Während der Vergiftung führen Dehydrierung und Schock zu einem Anstieg des Serumproteins und des gepackten Zellvolumens (Stair und Plumlee, 2004). Die geschädigte Magen-Darm-Schleimhaut ermöglicht ein schnelles Eindringen von Darmbakterien, was zu Bakteriämie und Leukozytose führt. Es kann zu einem leichten Anstieg des Serum-Harnstoff-Stickstoffs kommen. Es wurde über schwere Hypokalzämie (5,9 mg/dL; normal, 12,8±1,2 mg/dL) und Hypomagnesiämie (0,7-1,8 mg/dL; normal, 2,5±0,3 mg/dL) berichtet. Das spezifische Gewicht des Urins ist in den frühen Stadien der Krankheit niedrig, und Erythrozyten sind in der Regel im Urin vorhanden, was zu einer positiven okkulten Blutreaktion führt.
Große Läsionen können bei massiver Einnahme minimal sein. In länger andauernden Fällen können orale Ulzerationen, Bläschenbildung und Abschuppung von Bereichen der distalen Speiseröhre, Erosion und Ulzeration des Magen-Darm-Trakts, Schleim im Nierenbecken und Nierenrindenblutungen auftreten. In der Harnröhre und der Blasenschleimhaut sind Hyperämie und Blutungen zu beobachten. Ventrikuläre Myokarditis, Lungenödem, petechiale Blutungen von Serosaoberflächen, Hepatomegalie und Splenomegalie können ebenfalls vorhanden sein. Die erste mikroskopische Läsion ist die Akantholyse der Schleimhaut des Magen-Darm-Trakts, des Epithels der Harnwege und des Endothels der Gefäße (Krinsky, 2002). Weitere mikroskopische Läsionen sind Myokarditis, tubuläre Nephrose der Nieren und degenerative Veränderungen in den Nieren und im Verdauungstrakt.

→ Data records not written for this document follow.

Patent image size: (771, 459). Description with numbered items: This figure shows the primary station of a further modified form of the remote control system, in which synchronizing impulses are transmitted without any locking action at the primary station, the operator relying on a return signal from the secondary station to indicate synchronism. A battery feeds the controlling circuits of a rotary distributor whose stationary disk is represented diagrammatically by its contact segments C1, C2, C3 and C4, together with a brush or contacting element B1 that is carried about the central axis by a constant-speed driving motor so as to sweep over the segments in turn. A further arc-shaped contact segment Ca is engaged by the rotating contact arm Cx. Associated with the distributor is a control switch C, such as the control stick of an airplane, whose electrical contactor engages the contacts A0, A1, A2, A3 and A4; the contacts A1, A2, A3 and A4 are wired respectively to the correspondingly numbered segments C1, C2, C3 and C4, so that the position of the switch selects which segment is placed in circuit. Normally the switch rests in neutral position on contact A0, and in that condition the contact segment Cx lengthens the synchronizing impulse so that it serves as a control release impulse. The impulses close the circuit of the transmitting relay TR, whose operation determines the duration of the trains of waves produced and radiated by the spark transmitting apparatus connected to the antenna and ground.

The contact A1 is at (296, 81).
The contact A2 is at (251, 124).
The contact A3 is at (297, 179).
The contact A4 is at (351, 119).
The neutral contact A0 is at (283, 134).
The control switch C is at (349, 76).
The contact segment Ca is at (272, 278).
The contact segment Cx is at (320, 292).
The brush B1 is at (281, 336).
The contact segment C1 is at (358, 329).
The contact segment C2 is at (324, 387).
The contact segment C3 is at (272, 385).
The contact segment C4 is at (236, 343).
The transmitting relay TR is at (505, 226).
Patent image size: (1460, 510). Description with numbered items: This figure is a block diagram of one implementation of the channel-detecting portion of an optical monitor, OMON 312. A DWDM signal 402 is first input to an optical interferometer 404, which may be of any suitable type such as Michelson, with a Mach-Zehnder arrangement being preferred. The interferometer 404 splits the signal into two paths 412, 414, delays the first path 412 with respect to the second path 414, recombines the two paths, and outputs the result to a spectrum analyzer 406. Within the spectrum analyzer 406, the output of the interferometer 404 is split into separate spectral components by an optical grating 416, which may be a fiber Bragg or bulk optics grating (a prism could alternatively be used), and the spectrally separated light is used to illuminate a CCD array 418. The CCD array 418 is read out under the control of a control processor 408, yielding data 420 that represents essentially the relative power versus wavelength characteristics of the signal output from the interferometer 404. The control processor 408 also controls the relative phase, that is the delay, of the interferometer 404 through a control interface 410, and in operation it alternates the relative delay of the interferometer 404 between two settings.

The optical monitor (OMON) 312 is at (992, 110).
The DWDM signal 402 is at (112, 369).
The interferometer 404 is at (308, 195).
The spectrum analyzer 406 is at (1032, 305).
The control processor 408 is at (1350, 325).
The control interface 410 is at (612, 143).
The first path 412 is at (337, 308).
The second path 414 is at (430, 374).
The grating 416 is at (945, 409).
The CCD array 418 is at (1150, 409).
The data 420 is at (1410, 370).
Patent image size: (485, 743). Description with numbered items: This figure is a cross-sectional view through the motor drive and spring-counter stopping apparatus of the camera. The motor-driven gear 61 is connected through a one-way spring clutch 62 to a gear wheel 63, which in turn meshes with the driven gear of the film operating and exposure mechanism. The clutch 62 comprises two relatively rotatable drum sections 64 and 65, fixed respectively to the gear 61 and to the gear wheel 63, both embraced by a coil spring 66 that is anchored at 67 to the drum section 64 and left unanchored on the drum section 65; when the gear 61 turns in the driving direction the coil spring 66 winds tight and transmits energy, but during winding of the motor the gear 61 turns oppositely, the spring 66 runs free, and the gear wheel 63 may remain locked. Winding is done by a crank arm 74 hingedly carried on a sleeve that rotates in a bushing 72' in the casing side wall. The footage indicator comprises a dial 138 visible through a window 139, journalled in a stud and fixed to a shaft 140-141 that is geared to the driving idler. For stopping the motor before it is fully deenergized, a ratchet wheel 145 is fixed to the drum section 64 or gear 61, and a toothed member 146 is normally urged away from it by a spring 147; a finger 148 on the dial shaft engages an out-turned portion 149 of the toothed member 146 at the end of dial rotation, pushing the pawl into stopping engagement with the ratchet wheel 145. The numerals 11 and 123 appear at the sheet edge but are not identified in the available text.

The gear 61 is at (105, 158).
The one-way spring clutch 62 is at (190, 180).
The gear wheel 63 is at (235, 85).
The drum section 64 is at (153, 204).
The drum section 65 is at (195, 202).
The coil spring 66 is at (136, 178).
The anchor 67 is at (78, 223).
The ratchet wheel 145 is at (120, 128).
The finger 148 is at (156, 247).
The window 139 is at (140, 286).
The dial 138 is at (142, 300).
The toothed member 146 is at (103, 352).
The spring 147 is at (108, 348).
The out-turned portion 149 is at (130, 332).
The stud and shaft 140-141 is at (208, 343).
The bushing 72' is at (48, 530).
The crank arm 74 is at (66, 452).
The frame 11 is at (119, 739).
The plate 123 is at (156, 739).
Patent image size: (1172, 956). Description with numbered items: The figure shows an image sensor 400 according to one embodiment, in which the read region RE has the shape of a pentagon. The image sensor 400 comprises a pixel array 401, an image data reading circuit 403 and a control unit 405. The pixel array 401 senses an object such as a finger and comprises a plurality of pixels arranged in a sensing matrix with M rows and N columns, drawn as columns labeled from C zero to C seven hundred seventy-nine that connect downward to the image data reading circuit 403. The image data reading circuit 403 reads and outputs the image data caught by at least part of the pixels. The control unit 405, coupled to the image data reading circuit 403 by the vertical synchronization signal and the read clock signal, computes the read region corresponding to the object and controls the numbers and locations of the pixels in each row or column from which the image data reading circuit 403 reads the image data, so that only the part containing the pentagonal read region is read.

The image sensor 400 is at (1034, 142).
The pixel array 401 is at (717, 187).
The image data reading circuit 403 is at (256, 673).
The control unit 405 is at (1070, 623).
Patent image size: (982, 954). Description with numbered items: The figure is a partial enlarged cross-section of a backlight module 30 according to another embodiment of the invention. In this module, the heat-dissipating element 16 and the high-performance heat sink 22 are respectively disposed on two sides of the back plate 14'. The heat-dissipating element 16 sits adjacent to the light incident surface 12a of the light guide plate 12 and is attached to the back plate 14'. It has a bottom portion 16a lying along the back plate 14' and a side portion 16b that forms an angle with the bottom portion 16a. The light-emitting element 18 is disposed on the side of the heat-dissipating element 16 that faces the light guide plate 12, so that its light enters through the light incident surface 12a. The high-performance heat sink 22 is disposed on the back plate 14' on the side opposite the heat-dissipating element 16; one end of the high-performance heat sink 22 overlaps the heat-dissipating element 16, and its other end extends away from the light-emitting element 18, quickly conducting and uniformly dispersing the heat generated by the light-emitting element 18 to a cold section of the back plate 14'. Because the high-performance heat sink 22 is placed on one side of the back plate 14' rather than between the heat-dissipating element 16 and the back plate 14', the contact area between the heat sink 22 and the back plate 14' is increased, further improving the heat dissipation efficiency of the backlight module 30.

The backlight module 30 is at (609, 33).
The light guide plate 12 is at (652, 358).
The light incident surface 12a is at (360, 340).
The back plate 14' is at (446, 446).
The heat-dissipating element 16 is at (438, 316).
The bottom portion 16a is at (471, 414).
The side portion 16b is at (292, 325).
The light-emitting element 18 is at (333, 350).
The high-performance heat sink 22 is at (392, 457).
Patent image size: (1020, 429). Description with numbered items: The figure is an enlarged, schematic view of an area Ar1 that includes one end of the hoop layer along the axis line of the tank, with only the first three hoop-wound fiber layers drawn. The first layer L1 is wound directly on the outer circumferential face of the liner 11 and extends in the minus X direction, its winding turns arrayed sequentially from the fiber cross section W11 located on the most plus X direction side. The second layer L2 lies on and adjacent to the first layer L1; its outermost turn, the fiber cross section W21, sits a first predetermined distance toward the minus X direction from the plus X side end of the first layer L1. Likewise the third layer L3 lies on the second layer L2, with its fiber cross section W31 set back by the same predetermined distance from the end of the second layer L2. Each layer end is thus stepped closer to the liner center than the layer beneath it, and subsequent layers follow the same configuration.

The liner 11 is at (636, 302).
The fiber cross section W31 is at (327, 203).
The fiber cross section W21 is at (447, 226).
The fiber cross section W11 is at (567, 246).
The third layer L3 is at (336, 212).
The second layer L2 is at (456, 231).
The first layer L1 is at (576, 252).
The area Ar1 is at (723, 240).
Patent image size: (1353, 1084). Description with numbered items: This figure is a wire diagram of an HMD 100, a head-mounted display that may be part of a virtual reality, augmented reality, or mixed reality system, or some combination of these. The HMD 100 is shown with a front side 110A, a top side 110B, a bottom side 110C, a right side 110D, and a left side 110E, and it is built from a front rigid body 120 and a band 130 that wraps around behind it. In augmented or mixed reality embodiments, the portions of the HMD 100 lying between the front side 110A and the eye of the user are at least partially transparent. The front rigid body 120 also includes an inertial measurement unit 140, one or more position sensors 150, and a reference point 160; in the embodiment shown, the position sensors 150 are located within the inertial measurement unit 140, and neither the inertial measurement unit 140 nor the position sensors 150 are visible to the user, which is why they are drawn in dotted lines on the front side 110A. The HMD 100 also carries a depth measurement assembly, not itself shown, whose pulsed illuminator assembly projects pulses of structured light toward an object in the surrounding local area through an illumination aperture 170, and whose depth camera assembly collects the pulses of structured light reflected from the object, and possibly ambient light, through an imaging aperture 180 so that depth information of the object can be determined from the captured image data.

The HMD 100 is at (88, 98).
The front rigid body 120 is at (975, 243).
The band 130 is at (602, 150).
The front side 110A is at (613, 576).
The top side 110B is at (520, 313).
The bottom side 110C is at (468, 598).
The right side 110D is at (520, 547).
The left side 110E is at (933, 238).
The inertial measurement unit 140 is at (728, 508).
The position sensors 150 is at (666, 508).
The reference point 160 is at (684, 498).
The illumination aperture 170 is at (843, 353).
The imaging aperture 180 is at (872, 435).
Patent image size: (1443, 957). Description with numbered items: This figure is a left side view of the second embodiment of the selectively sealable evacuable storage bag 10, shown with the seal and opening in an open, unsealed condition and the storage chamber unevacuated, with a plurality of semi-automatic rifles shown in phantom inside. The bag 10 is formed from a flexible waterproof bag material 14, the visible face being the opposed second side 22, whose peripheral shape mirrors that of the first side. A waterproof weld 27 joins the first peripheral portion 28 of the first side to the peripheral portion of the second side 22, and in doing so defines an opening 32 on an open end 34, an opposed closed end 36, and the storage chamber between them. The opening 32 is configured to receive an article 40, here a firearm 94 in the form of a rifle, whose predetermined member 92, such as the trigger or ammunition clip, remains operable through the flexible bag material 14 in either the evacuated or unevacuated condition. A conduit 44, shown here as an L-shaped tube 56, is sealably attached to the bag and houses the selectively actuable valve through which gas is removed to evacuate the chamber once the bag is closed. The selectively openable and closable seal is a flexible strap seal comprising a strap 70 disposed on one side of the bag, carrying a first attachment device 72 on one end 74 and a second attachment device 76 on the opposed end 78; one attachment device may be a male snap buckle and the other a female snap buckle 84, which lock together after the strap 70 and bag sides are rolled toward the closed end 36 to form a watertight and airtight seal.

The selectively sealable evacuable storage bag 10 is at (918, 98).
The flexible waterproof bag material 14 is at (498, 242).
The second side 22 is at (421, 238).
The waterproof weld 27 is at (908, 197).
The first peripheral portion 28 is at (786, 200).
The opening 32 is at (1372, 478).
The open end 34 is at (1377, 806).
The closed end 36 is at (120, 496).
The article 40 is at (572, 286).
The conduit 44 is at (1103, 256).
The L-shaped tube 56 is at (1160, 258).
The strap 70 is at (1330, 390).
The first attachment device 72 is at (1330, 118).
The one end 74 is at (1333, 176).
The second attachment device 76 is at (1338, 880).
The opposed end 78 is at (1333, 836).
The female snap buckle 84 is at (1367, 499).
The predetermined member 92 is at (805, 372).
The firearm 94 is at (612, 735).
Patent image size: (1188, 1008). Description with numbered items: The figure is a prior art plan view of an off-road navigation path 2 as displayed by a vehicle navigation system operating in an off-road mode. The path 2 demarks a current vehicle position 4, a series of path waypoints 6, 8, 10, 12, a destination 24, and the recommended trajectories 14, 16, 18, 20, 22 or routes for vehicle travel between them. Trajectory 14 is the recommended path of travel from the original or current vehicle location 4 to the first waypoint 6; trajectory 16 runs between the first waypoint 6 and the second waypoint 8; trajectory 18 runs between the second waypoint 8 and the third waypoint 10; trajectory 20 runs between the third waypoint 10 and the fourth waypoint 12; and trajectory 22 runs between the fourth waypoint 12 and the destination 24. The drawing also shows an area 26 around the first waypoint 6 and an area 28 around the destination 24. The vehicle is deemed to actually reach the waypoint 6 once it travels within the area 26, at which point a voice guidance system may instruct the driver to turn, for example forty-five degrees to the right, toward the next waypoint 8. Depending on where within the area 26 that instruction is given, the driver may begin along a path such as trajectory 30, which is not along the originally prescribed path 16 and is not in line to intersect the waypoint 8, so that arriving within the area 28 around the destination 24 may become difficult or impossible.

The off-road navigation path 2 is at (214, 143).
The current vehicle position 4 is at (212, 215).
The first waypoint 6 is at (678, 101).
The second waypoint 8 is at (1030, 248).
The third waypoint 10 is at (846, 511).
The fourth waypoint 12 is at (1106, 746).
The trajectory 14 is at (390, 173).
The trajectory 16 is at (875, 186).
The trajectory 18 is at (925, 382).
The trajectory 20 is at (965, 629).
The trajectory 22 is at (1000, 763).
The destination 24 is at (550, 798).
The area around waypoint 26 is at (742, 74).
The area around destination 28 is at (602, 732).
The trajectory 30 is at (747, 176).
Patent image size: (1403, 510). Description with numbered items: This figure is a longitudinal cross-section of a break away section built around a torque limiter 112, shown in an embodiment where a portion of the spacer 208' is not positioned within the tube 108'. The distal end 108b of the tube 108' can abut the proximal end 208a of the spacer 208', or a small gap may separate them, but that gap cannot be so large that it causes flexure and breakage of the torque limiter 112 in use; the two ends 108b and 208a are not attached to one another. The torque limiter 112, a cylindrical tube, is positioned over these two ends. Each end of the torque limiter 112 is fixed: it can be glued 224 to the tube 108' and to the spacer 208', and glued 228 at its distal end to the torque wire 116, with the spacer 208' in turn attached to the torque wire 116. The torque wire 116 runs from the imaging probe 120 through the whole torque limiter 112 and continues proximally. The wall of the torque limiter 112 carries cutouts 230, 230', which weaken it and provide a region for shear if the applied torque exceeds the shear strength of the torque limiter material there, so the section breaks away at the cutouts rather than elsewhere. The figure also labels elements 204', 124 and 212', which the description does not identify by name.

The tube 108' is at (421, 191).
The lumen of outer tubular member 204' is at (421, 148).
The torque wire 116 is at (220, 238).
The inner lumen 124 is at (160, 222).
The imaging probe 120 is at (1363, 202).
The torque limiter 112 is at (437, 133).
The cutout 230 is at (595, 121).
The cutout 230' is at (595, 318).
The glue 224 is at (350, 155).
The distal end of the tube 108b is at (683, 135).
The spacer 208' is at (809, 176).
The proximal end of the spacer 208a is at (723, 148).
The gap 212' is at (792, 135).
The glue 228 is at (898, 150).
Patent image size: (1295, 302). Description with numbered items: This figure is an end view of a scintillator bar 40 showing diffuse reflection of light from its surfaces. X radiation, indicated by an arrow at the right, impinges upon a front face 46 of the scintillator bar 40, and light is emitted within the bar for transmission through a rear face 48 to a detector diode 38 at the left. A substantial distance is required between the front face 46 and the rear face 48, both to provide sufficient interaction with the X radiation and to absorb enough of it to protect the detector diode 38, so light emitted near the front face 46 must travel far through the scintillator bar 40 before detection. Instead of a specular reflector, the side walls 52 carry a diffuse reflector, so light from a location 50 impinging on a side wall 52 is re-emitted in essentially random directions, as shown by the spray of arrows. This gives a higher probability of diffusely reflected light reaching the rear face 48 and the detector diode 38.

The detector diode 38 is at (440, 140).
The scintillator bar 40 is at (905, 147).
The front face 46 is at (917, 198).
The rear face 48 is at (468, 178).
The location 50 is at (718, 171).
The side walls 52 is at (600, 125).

Cantharidin kann im Urin, in Geweben (Niere und Blut), im Magen-Darm-Inhalt und in den getrockneten Käfern selbst durch Hochdruckflüssigkeitschromatographie oder Gaschromatographie-Massenspektrometrie nachgewiesen werden. Cantharidin wird schnell ausgeschieden und kann nach 4 oder 5 Tagen nach der Aufnahme nicht mehr in nachweisbaren Mengen vorhanden sein (Krinsky, 2002).